魏家在京城沒有宅院置地,娘親交代她帶著魏家兄妹去青梧巷住,好省去他們置辦宅院的錢,可是……魏家兄妹作為客人去青梧住了,她一個主人家還能去哥哥府上住麼?
這不是許家的待客之道。
許知霧無奈地認識到,她不能和哥哥住一起了。
她哀嚎一聲,倒進床榻裏。
抵達京城的時候,已是六月中旬,許知霧一行人下了船後乘上馬車從京郊駛往城門。
城門有不少人等著,甚至排起了隊,許知霧從包袱裏翻找出幾人的過所,遞到魏雲蕭手裏。
“就是這玩意兒?給了還會不會還給我們?”魏雲蕭翻來覆去地細瞧。
許知霧正想答,馬車壁忽然被人叩響,“噔噔噔”的三聲,輕輕的,從從容容的。
她本以為是守門的士兵,一掀開窗簾,敲車壁的人一襲潔淨衣裳,騎著雪白大馬,叩馬車壁的那隻手袖口往下滑落了一小截,露出修長有力的手腕,他撩起窗簾,垂眸,眉眼含笑喊了一聲,“阿霧。
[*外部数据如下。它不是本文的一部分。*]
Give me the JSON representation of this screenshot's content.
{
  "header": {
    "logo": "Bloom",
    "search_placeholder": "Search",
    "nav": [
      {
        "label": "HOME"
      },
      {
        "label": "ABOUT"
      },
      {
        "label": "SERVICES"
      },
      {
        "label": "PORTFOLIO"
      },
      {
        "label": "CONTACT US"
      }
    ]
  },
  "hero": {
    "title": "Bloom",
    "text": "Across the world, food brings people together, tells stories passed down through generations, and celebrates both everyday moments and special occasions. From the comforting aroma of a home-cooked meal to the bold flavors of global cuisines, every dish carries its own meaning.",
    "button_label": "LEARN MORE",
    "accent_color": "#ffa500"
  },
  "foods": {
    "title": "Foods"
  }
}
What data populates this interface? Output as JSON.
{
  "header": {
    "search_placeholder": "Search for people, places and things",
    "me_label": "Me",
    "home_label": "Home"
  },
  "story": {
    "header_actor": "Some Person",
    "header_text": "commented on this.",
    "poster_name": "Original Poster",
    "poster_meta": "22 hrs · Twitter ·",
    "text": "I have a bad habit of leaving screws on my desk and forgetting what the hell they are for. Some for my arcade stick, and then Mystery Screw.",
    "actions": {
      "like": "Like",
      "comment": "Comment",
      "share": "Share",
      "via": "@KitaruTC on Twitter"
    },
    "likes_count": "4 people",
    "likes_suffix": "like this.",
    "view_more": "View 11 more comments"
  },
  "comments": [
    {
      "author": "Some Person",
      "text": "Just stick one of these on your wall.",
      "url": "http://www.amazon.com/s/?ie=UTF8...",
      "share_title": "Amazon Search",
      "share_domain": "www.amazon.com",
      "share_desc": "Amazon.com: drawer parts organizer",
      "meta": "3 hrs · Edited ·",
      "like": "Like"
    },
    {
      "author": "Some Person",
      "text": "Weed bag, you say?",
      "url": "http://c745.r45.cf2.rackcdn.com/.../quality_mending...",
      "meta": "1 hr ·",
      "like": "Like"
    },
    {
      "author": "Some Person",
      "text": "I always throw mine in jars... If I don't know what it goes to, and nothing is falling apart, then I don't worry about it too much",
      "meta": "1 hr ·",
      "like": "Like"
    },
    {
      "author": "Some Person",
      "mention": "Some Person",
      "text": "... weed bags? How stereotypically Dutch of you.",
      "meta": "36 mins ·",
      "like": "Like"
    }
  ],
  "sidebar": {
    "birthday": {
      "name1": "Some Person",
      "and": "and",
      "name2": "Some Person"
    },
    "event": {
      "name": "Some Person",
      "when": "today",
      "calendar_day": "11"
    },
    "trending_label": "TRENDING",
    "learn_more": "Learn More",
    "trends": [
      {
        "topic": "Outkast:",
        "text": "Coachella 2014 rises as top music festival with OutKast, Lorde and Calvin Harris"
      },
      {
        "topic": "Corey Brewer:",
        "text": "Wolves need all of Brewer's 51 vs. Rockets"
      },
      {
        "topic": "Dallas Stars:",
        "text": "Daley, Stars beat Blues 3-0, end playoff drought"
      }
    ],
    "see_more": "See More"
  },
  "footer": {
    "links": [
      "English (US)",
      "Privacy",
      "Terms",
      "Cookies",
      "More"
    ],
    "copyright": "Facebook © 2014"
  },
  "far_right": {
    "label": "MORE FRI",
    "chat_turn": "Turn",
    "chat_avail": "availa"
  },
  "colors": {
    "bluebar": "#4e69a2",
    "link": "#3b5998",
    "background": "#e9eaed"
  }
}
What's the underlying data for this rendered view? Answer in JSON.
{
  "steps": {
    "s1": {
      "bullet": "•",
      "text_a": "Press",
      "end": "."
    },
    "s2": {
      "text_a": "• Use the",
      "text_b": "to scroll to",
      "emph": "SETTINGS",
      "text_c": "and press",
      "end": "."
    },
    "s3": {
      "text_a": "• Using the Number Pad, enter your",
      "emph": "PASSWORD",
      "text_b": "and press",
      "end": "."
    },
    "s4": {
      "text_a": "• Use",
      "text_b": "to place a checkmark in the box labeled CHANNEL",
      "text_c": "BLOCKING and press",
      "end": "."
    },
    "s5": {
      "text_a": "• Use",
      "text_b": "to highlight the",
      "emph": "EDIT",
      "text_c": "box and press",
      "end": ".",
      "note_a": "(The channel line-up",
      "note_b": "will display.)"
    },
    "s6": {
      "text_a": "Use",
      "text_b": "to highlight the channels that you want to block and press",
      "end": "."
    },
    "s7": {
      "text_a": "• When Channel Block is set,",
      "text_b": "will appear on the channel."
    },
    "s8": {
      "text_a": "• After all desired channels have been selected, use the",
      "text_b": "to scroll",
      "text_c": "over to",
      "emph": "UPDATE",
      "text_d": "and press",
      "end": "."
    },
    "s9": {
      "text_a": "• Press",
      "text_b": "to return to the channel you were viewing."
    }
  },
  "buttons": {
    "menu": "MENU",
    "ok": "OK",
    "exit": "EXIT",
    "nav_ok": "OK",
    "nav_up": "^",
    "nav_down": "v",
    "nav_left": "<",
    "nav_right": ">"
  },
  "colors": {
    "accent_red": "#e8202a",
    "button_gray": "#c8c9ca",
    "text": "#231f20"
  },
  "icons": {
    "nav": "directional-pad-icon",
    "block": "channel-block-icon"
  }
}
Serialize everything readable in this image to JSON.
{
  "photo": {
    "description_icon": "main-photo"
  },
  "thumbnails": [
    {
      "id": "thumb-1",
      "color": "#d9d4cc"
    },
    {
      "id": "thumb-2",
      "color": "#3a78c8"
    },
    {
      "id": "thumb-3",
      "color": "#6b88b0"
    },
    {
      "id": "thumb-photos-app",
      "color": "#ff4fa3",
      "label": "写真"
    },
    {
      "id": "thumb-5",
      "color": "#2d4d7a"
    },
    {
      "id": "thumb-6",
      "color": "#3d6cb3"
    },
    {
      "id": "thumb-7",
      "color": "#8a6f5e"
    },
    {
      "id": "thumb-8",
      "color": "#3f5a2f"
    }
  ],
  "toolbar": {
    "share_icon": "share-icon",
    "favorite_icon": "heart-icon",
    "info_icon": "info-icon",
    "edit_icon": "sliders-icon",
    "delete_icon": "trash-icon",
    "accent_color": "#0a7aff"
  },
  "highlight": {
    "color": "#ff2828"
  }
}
”
是哥哥。
許知霧怔了怔,而後喜上眉梢,探出腦袋抬眸道,“哥哥!你怎麼到城門外來等了?城外塵土多重呀。”
謝不倦摸了摸她的頭,“無妨。”
“哥哥等多久了?”
“不久,一小會兒而已。”
“哥哥,這會兒都晌午了,你吃過了沒?”
“還沒有,在酒樓訂了雅間,就等阿霧來了。”
馬車裏,魏家兄妹麵麵相覷,隻聽許知霧還在跟她哥哥說話,“那我要是吃了呢?”
“那就去酒樓陪一陪哥哥,給你上甜點。”
許知霧笑出聲來。
這時,謝不倦的目光往馬車裏頭一落,看見了魏家兄妹二人。
此前他聽屬下稟報,已經知曉阿霧此行還捎上了魏家的兩個人,不過他並不很在意,直到看見魏雲蕭和阿霧同坐一輛馬車。
“魏公子,魏姑娘。”謝不倦笑了笑,與兩人打過招呼。
兩人一齊回了他。
“阿霧,怎不多準備一輛馬車?魏公子手長腳長的,與兩個姑娘擠在一輛馬車中,難免縮手縮腳,一路上想必都不好受。”
許知霧茫然,“爹爹娘親是這樣安排的啊。”
魏雲蕭突然被點到名,也不知該如何回應,手腳也跟沒地方放了似的,最終匆忙道,“沒、沒關係,許公子也曾和知霧同坐一輛馬車,許公子不覺得擠,我自然也不覺得擠。”
謝不倦聽見“知霧”二字,唇角又平了一些。
此時許知霧接話,“對對,不擠的。我和阿嫻也都不胖,我們擠不到他。”
一旁的魏雲嫻豎起耳朵聽得仔細,也順口回道,“許公子放心,哥哥他呀,隨便擠,不打緊的。”
三人隻見窗口外的謝不倦沉
默了一會兒,而後笑了笑,“好,二位一路舟車勞頓,不如先隨我與阿霧去酒樓,用了午飯再安置,如何?”
兩人自然答好。
前頭隊伍動了,馬車緩緩進入城門。
魏雲嫻抱住許知霧的胳膊,小聲道,“阿霧,你哥哥也太周到了吧。在京城有人就是好,有住的,有吃的,什麼也不用擔心。”
許知霧彎了眼睛,直笑。
幾人下馬車之後便去了謝不倦訂的酒樓。
雅間內酒菜皆已布好,幾道大菜還熱氣騰騰。
魏雲嫻看在眼裏,忽地感到有些奇怪,阿霧的哥哥就好像是摸清了他們抵達京城的時間,算好了點的菜。